The Center for Public and Corporate Veterinary Medicine on the Virginia-Maryland Regional College of Veterinary Medicine’s Maryland campus has partnered with the Food and Drug Administration (FDA) to enhance their career-development oriented graduate seminar series this semester.

The funding was made possible through the efforts of Dr. Bettye Walters, director of the center, and Dave Waterman, assistant director of program development for Virginia Tech’s Continuing and Professional Education.

“This is a collaborative effort with our center, the University of Maryland in College Park, Virginia Tech, and the Food and Drug Administration and we will all benefit from it,” said Walters.

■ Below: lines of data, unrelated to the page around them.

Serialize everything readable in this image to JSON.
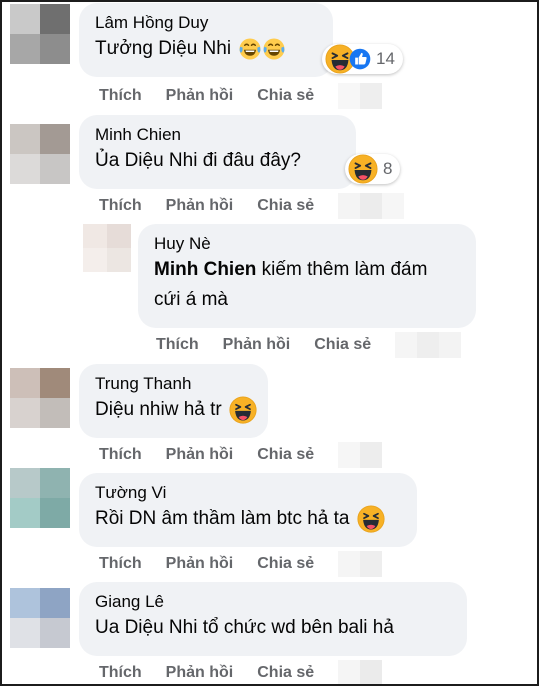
{
  "actions": {
    "like": "Thích",
    "reply": "Phản hồi",
    "share": "Chia sẻ"
  },
  "comments": [
    {
      "author": "Lâm Hồng Duy",
      "text": "Tưởng Diệu Nhi",
      "reactions": "14",
      "reaction_icons": [
        "haha-icon",
        "like-icon"
      ],
      "inline_emoji": [
        "laughing-tears-emoji",
        "laughing-tears-emoji"
      ]
    },
    {
      "author": "Minh Chien",
      "text": "Ủa Diệu Nhi đi đâu đây?",
      "reactions": "8",
      "reaction_icons": [
        "haha-icon"
      ]
    },
    {
      "author": "Huy Nè",
      "mention": "Minh Chien",
      "text": " kiếm thêm làm đám cứi á mà",
      "is_reply": true
    },
    {
      "author": "Trung Thanh",
      "text": "Diệu nhiw hả tr",
      "reaction_icons": [
        "haha-icon"
      ]
    },
    {
      "author": "Tường Vi",
      "text": "Rồi DN âm thầm làm btc hả ta",
      "reaction_icons": [
        "haha-icon"
      ]
    },
    {
      "author": "Giang Lê",
      "text": "Ua Diệu Nhi tổ chức wd bên bali hả"
    }
  ],
  "colors": {
    "bubble": "#f0f2f5",
    "action_text": "#65676b",
    "haha_yellow": "#f7b125",
    "like_blue": "#1877f2"
  }
}
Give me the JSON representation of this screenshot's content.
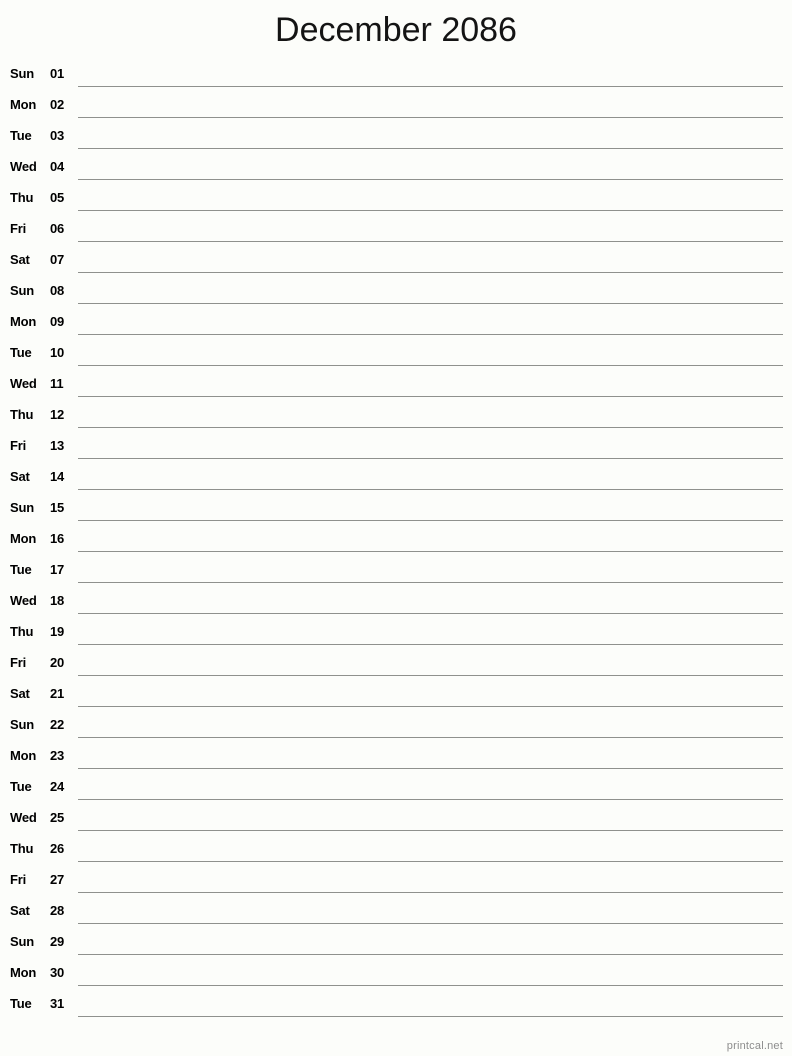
{
  "title": "December 2086",
  "month": "December",
  "year": "2086",
  "footer": {
    "watermark": "printcal.net"
  },
  "colors": {
    "background": "#fcfdfa",
    "title_text": "#141414",
    "row_text": "#000000",
    "rule_line": "#8f918d",
    "watermark_text": "#8d8d8d"
  },
  "rows": [
    {
      "weekday": "Sun",
      "date": "01"
    },
    {
      "weekday": "Mon",
      "date": "02"
    },
    {
      "weekday": "Tue",
      "date": "03"
    },
    {
      "weekday": "Wed",
      "date": "04"
    },
    {
      "weekday": "Thu",
      "date": "05"
    },
    {
      "weekday": "Fri",
      "date": "06"
    },
    {
      "weekday": "Sat",
      "date": "07"
    },
    {
      "weekday": "Sun",
      "date": "08"
    },
    {
      "weekday": "Mon",
      "date": "09"
    },
    {
      "weekday": "Tue",
      "date": "10"
    },
    {
      "weekday": "Wed",
      "date": "11"
    },
    {
      "weekday": "Thu",
      "date": "12"
    },
    {
      "weekday": "Fri",
      "date": "13"
    },
    {
      "weekday": "Sat",
      "date": "14"
    },
    {
      "weekday": "Sun",
      "date": "15"
    },
    {
      "weekday": "Mon",
      "date": "16"
    },
    {
      "weekday": "Tue",
      "date": "17"
    },
    {
      "weekday": "Wed",
      "date": "18"
    },
    {
      "weekday": "Thu",
      "date": "19"
    },
    {
      "weekday": "Fri",
      "date": "20"
    },
    {
      "weekday": "Sat",
      "date": "21"
    },
    {
      "weekday": "Sun",
      "date": "22"
    },
    {
      "weekday": "Mon",
      "date": "23"
    },
    {
      "weekday": "Tue",
      "date": "24"
    },
    {
      "weekday": "Wed",
      "date": "25"
    },
    {
      "weekday": "Thu",
      "date": "26"
    },
    {
      "weekday": "Fri",
      "date": "27"
    },
    {
      "weekday": "Sat",
      "date": "28"
    },
    {
      "weekday": "Sun",
      "date": "29"
    },
    {
      "weekday": "Mon",
      "date": "30"
    },
    {
      "weekday": "Tue",
      "date": "31"
    }
  ]
}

The funding will help sponsor presentations by high-profile speakers who discuss current topics and new methodologies in veterinary science. As part of the program, speakers will first make presentations to students on the College Park campus and then travel to FDA headquarters in Rockville, Md., to talk to the FDA veterinarians. They will also spend time with post-doctoral students. This will provide students with an opportunity to network and seek practical career advice from some highly successful future colleagues, explained Walters.

The first seminar of the series was held on Jan. 24. Dr. David Mosser, a professor in the Department of Cell Biology and Molecular Genetics in the University of Maryland, presented “The Many Mysteries of the Activated Macrophage.”

The schedule of speakers through March 25 is as follows:

  • Feb. 12- Dr. Linda Detwiler, assistant director of the Center for Public and Corporate Veterinary Medicine.
  • March 12- Dr. Robert Lamb, a member of the National Academy of Sciences, and a well-known researcher in the field of influenza and paramyxovirus.
  • March 25- Dr. Brian Kelsall, head of the Mucosal Immunobiology Section of the National Institutes of Health, president of the Society of Mucosal Immunology, and editor-in-chief of the journal of Mucosal Immunology.

Speakers for the remainder of the semester are currently being confirmed. For more information, e-mail Walters.

The Virginia-Maryland Regional College of Veterinary Medicine (VMRCVM) is a two-state, three-campus professional school operated by the land-grant universities of Virginia Tech in Blacksburg and the University of Maryland at College Park. Its flagship facilities, based at Virginia Tech, include the Veterinary Teaching Hospital, which treats more than 40,000 animals annually. Other campuses include the Marion duPont Scott Equine Medical Center in Leesburg, Va., and the Avrum Gudelsky Veterinary Center at College Park, home of the Center for Government and Corporate Veterinary Medicine. The VMRCVM annually enrolls approximately 500 Doctor of Veterinary Medicine and graduate students, is a leading biomedical and clinical research center, and provides professional continuing education services for veterinarians practicing throughout the two states. Virginia Tech, the most comprehensive university in Virginia, is dedicated to quality, innovation, and results to the commonwealth, the nation, and the world.